As we begin this New Year and the east coast braces for its first big storm of the winter, we wanted to give you a brief update on the markets and the portfolio allocations since our yearend newsletter. We have witnessed a historical start to the year—in a bad way. The 8% decline in the S&P 500 index over the first two weeks of the year was the worst start for that index—ever.
As we discussed in the recent year-end newsletter, we had the portfolios in a reasonably defensive position given the choppiness from November/December. The table below shows the cash/bond allocation among our four strategies. Why not 100% money market? The reason is, the funds we continue to hold have held up well and not yet hit their exit points (the FSA Safety Nets®). We continue to follow our disciplined approach to investing and protecting your assets and stand ready to exit the remaining stock positions.

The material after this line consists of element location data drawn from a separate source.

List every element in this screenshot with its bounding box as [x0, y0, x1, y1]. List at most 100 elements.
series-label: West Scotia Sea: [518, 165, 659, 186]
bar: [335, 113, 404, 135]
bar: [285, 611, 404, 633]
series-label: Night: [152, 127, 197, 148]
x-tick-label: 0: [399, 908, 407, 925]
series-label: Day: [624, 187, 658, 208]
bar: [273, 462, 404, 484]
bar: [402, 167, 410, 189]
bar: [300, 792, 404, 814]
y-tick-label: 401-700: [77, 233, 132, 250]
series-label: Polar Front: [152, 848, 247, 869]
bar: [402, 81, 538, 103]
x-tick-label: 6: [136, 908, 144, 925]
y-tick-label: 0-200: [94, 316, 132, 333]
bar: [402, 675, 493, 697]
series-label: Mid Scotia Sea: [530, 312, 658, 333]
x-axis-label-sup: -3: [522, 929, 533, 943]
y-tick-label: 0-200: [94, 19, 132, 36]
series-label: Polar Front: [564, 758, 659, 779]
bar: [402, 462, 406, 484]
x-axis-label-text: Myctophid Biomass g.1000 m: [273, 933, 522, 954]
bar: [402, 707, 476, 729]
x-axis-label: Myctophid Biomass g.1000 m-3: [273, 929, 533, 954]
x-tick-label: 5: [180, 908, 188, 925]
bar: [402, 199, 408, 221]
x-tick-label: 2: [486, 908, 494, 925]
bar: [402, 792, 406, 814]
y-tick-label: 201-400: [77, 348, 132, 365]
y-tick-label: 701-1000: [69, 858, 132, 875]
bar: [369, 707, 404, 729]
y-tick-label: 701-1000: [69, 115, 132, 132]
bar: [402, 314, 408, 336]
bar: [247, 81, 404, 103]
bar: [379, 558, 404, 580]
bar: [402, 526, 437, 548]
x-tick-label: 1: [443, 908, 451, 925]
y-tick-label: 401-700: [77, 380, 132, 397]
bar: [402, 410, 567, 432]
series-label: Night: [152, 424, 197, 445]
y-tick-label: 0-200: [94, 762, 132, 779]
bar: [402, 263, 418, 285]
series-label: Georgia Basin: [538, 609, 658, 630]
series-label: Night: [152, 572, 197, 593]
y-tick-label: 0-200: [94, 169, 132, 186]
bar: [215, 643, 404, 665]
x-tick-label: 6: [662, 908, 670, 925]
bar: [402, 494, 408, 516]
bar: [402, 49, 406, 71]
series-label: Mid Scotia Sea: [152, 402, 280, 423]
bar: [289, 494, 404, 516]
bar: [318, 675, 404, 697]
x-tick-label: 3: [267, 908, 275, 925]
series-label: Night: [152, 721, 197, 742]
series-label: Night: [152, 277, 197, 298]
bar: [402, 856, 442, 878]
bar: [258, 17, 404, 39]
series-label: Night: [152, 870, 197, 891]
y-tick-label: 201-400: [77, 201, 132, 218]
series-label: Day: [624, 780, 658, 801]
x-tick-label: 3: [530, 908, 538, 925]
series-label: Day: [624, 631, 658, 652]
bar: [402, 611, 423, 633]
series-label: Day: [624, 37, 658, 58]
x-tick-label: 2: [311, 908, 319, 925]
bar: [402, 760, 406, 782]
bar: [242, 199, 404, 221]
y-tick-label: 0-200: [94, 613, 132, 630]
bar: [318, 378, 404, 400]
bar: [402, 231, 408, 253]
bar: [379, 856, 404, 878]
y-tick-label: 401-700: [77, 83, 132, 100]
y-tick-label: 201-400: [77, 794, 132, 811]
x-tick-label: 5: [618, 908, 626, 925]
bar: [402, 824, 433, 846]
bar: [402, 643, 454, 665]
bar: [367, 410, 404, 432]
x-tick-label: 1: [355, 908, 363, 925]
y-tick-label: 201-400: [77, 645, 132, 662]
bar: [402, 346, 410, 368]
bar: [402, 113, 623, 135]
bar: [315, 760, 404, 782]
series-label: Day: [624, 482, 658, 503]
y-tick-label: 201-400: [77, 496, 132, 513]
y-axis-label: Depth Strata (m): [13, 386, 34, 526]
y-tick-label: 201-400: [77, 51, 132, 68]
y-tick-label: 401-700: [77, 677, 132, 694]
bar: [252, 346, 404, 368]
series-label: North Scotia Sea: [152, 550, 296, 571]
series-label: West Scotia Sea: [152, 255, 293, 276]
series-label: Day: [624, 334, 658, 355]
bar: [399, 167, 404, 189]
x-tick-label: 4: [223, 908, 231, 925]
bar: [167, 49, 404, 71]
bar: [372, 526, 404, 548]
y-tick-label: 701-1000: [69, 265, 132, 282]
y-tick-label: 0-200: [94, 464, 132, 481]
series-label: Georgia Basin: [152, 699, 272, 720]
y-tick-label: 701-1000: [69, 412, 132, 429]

We have been long overdue for a strong correction, which ultimately creates buying opportunities after things settle down. While we have responded to this volatility and uncertainty by moving closer to shore (building cash and bonds), we wait for the opportunity for calmer seas.
In closing, just know that the Investment Management team is following the markets on a daily basis and adjusting the portfolios as necessary. Our primary goal is to protect your portfolios from significant declines. Experience has shown that by protecting portfolios from significant loss, it is easier to recoup those smaller losses and move on to new highs when markets turn around.